Russia is one of Maduro’s closest financial backers, offering billions of dollars in loans and arming his socialist regime with military aid.
In remarks during a televised socialist party meeting on Monday, Cabello applauded Russia for “doing the entire world’s work alone,” suggesting that attacking Ukraine benefits the rest of the planet, and accused international media of falsely “selling [an image of] Russia as an aggressor, when in reality the aggrieved [party] is Russia.”
“Russia will have to do away with Nazism in the world twice,” Cabello claimed, referring to the Soviet Union’s participation in World War II and taking Russia’s accusations against Zelensky at face value.
In this context, Cabello turned to Colombia, a neighboring country with a long history of illegal cocaine trafficking that Maduro has been accused of enabling. The U.S. Department of Justice charged Maduro himself in 2020 with “running, together with his top lieutenants, a narco-terrorism partnership” with Colombian drug lords.
“Over there [Ukraine] they found themselves with Russia, which responded to them,” Cabello said. “That is NATO, that is what they call the global order, but a new world order will arise from this, from what is happening in Ukraine.”
“I’m not an expert on the matter, but the more time passes, it is worse for the Ukrainian Nazis because the de-Nazification will be from the root,” he concluded. “Someone said, why not take the opportunity and de-cocainize Colombia to see what’s left?”
Cabello made the remark flippantly, not elaborating on who the “someone” suggesting what he appeared to describe as an invasion is or what “de-cocainization” would look like.
Cabello’s comments were particularly notable given that extensive evidence compiled over the past decade suggests that he is one of the Western Hemisphere’s most prolific cocaine traffickers. In addition to being a longtime PSUV leader and Maduro henchman holding various titles since Maduro took over for late socialist dictator Hugo Chávez in 2013, Cabello has been credibly accused of engaging in multinational drug trafficking. Reports have mounted for years claiming Cabello is the head of the “Cartel de los Soles,” an international cocaine trafficking organization run through the Venezuelan military. Sen. Marco Rubio (R-FL) has referred to Cabello as the “Pablo Escobar of Venezuela.”
Two of Maduro’s nephews were arrested in 2016 on charges of trying to traffic cocaine into New York; the men allegedly told police that they cocaine in their position belonged to Cabello.
Cabello sued the Wall Street Journal for defamation over the accusations in 2018 but lost the lawsuit on the grounds that he could not prove the elements of defamation – namely, that the accusations were false and that they were made maliciously.
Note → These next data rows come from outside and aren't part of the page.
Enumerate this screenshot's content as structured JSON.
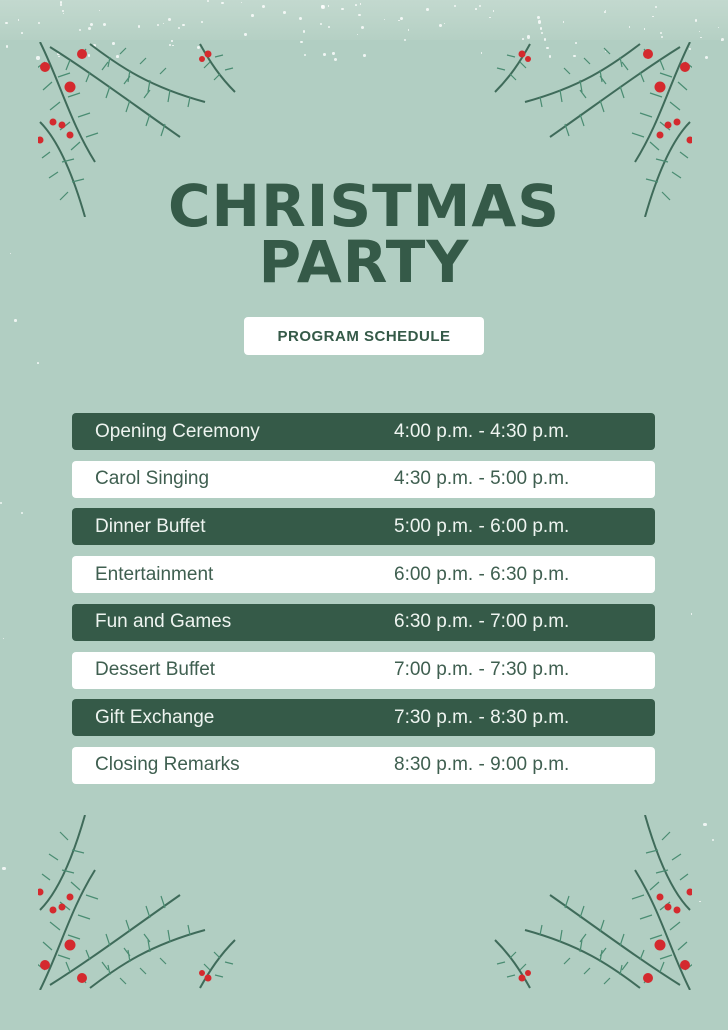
{
  "title_line1": "CHRISTMAS",
  "title_line2": "PARTY",
  "subtitle": "PROGRAM SCHEDULE",
  "colors": {
    "background": "#b1cec2",
    "dark_green": "#355a48",
    "berry_red": "#d42a2e",
    "branch_green": "#4a8c72"
  },
  "decorations": [
    "pine-branch-with-berries-top-left",
    "pine-branch-with-berries-top-right",
    "pine-branch-with-berries-bottom-left",
    "pine-branch-with-berries-bottom-right",
    "snow-speckles"
  ],
  "schedule": [
    {
      "event": "Opening Ceremony",
      "time": "4:00 p.m. - 4:30 p.m."
    },
    {
      "event": "Carol Singing",
      "time": "4:30 p.m. - 5:00 p.m."
    },
    {
      "event": "Dinner Buffet",
      "time": "5:00 p.m. - 6:00 p.m."
    },
    {
      "event": "Entertainment",
      "time": "6:00 p.m. - 6:30 p.m."
    },
    {
      "event": "Fun and Games",
      "time": "6:30 p.m. - 7:00 p.m."
    },
    {
      "event": "Dessert Buffet",
      "time": "7:00 p.m. - 7:30 p.m."
    },
    {
      "event": "Gift Exchange",
      "time": "7:30 p.m. - 8:30 p.m."
    },
    {
      "event": "Closing Remarks",
      "time": "8:30 p.m. - 9:00 p.m."
    }
  ]
}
The government of Colombia, under current conservative President Iván Duque, has repeatedly condemned the Maduro regime and referred to it as a national security threat for Colombia. The Maduro regime has ties to arguably the deadliest terrorist organization in Colombian history, the communist Revolutionary Armed Forces of Colombia (FARC), which Hugo Chávez welcomed to operate in Venezuela.
“The Venezuelan dictatorship is one more link in the chain of transnational terrorism. Its corrupt structures are the handmaidens of drug cartels,” Duque told the United Nations General Assembly in 2019. “Its followers are adherents of a mafia and fuel the violence in Colombia. The dictatorship gives refuge to murderers and child rapists – and those who ignore these facts are, by their silence, accomplices of the dictatorship.”
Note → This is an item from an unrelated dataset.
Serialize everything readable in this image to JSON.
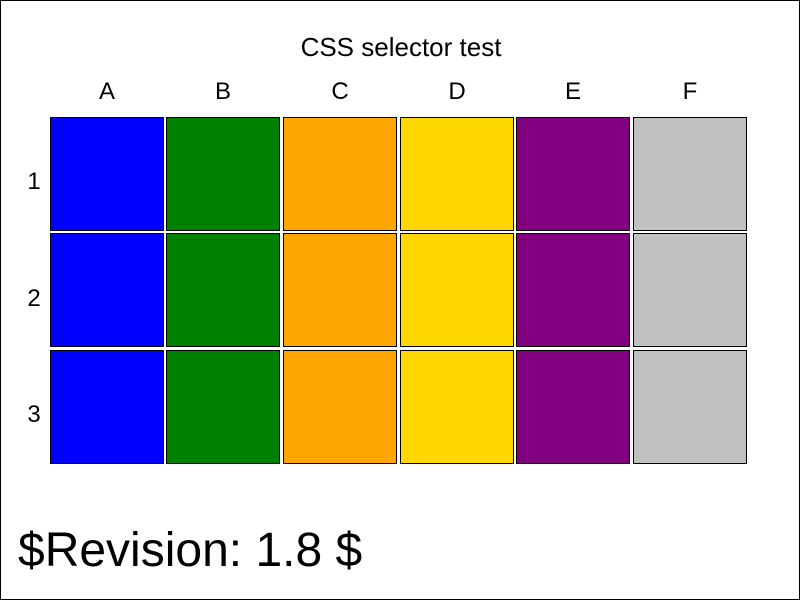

Colombia has also expressed concerns with Russia supplying Maduro with weapons the socialist Venezuelan regime could later use to attack Colombia; Moscow reportedly asserted last month that any military aid to Maduro would not serve that purpose.
Duque expressed dismay this month after reports surfaced that President Joe Biden may be seeking to purchase oil from Maduro to offset losses from sanctioning Russia for its invasion of Ukraine. Maduro confirmed during a nationally televised appearance that Biden had sent a delegation to Caracas for “positive” discussions, but did not disclose the content of the talks.
“This is a topic that the United States will have to reflect about,” Duque said in early March. “The United States has had a position about this we have shared, which is to call things by their name. And that government is a dictatorship.”